For more information about our Incident Response and Communications please read this support article.

We also maintain a list of Known Product Issues separate from this site here.

[Major] Issues with Metadata Queries
Incident Report for Box
Postmortem

We recently addressed issues affecting the Metadata Query API. We would like to take the opportunity to further explain these issues and the steps we have taken to keep them from happening in the future.

 

Between 9am and 2pm PT on May 5th, 2023, some users may have experienced difficulties while working in Box. During this time, some requests to the Metadata Query API returned stale or outdated results. The issue occurred due to a delay in the replication of instance create and update events to the query datastore. We were able to resolve the issue by filtering out some events that were causing retries, dead lettering and hence delaying replication. In addition, we have identified the underlying pattern of events that was causing delays in the replication pipeline and patched our replication processing code to handle them gracefully, to prevent similar issues from occurring in the future. 

Analysis 

When Metadata instances are mutated using the Box API or one of our applications, events containing the details of these mutations are emitted to a replication stream that is then processed by a pipeline without delay. This ensures the latest state is consistently available to be queried against using the Metadata Query API. We employ multiple optimizations to maintain the near-realtime characteristics of this query functionality, while ensuring all data is replicated consistently.

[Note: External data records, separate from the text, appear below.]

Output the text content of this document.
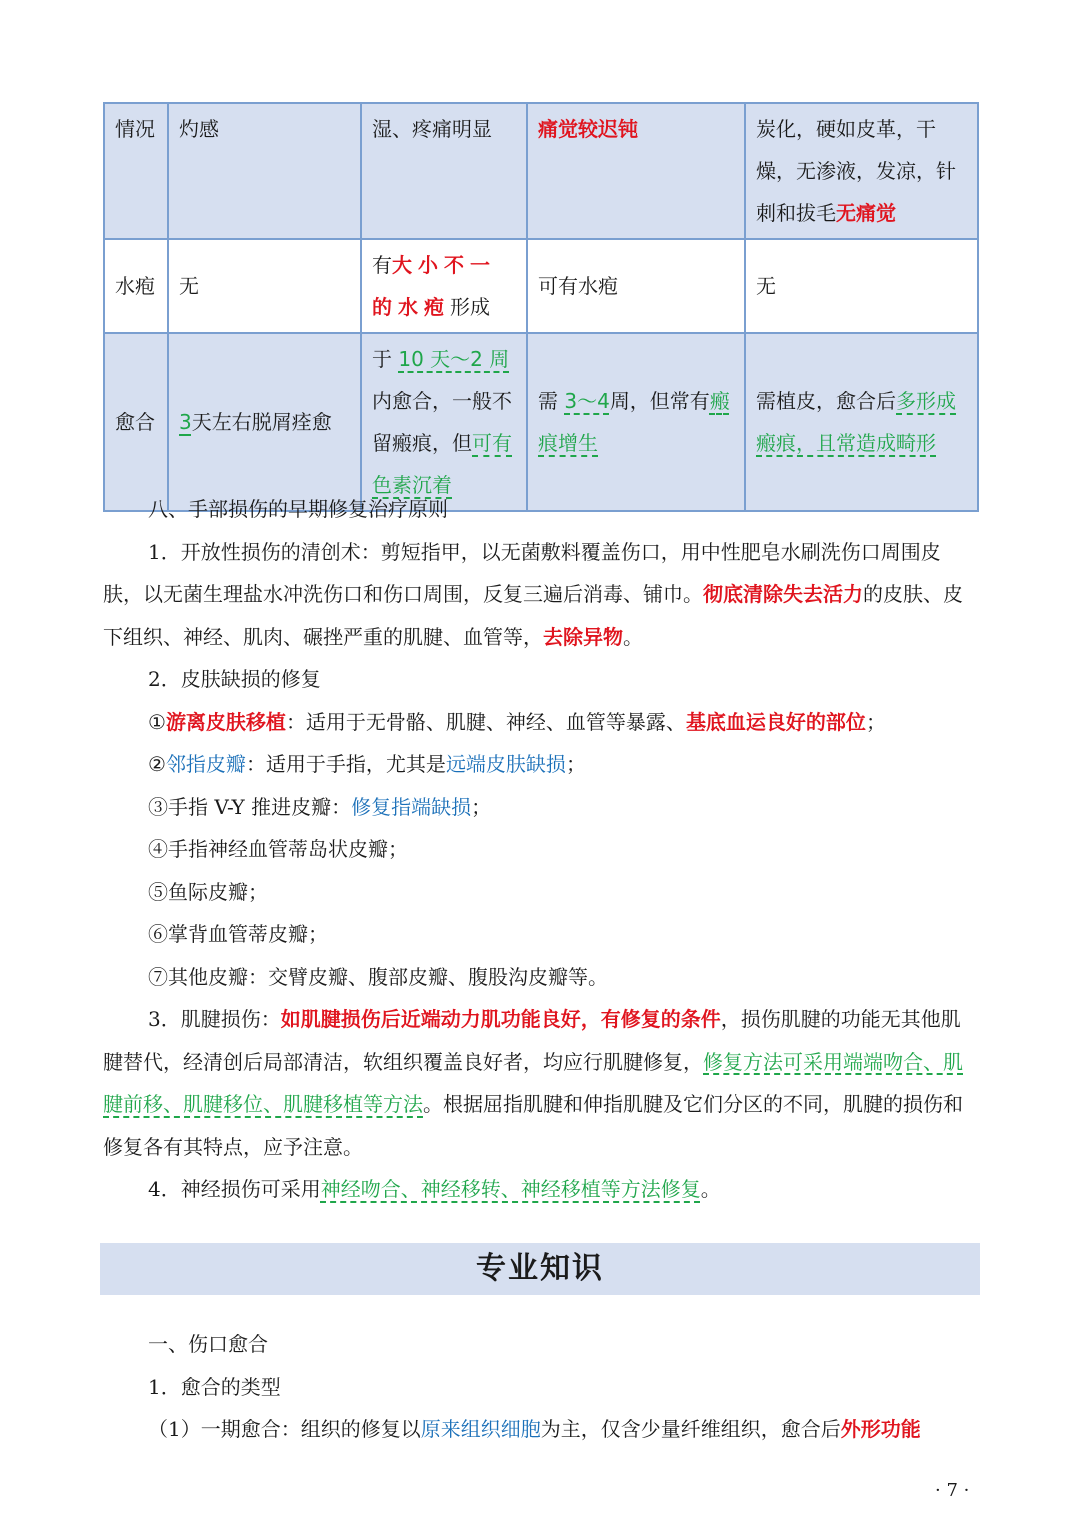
情况	灼感	湿、疼痛明显	痛觉较迟钝	炭化，硬如皮革，干燥，无渗液，发凉，针刺和拔毛无痛觉
水疱	无	有大小不一的水疱形成	可有水疱	无
愈合	3天左右脱屑痊愈	于 10 天～2 周内愈合，一般不留瘢痕，但可有色素沉着	需 3～4周，但常有瘢痕增生	需植皮，愈合后多形成瘢痕，且常造成畸形

八、手部损伤的早期修复治疗原则

1．开放性损伤的清创术：剪短指甲，以无菌敷料覆盖伤口，用中性肥皂水刷洗伤口周围皮肤，以无菌生理盐水冲洗伤口和伤口周围，反复三遍后消毒、铺巾。彻底清除失去活力的皮肤、皮下组织、神经、肌肉、碾挫严重的肌腱、血管等，去除异物。

2．皮肤缺损的修复

①游离皮肤移植：适用于无骨骼、肌腱、神经、血管等暴露、基底血运良好的部位；

②邻指皮瓣：适用于手指，尤其是远端皮肤缺损；

③手指 V-Y 推进皮瓣：修复指端缺损；

④手指神经血管蒂岛状皮瓣；

⑤鱼际皮瓣；

⑥掌背血管蒂皮瓣；

⑦其他皮瓣：交臂皮瓣、腹部皮瓣、腹股沟皮瓣等。

3．肌腱损伤：如肌腱损伤后近端动力肌功能良好，有修复的条件，损伤肌腱的功能无其他肌腱替代，经清创后局部清洁，软组织覆盖良好者，均应行肌腱修复，修复方法可采用端端吻合、肌腱前移、肌腱移位、肌腱移植等方法。根据屈指肌腱和伸指肌腱及它们分区的不同，肌腱的损伤和修复各有其特点，应予注意。

4．神经损伤可采用神经吻合、神经移转、神经移植等方法修复。

专业知识

一、伤口愈合

1．愈合的类型

（1）一期愈合：组织的修复以原来组织细胞为主，仅含少量纤维组织，愈合后外形功能

· 7 ·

During this incident, one of the optimizations we leverage encountered an unexpected pattern of data, causing it return errors and trigger retries. These retries slowed down processing of the replication stream, causing lag to grow and resulting in queries returning outdated information for some customers. After identifying and filtering out these events causing errors, we were able to get the replication pipeline to once again successfully process events without adding delay. We also increased the rate at which these replication events are processed, in order to recover from the lag that had built up and fully catch up.

Corrective Actions

The following corrective actions have been completed or are planned:

  • Identified and patched for event pattern that caused errors and hence retries, ensuring graceful handling of unexpected data patterns.
  • Increased batch size for replication stream processing to prevent lag from building up and to enable faster recovery from any backlogs in the future.
  • Improved observability and increased sensitivity of alerts, to ensure faster detection of errors and/or lag build up.

We are continuously working to improve Box and want to make sure we are delivering the best product and user experience we can. We hope we have provided some clarity here and we would be happy to answer any questions you may still have regarding this matter. 

 

Sincerely,

The Box Team

Posted May 17, 2023 - 07:57 PDT

Resolved
This incident has been resolved and Metadata Query functionality has been restored.
Posted May 05, 2023 - 14:16 PDT
Update
We are continuing to investigate this issue.
Posted May 05, 2023 - 12:22 PDT
Investigating
We are actively investigating customer reports of an issue that may impact Metadata queries for our Content API. We will provide updates here as soon as possible.
Posted May 05, 2023 - 12:22 PDT
This incident affected: Box Platform / API (Content API).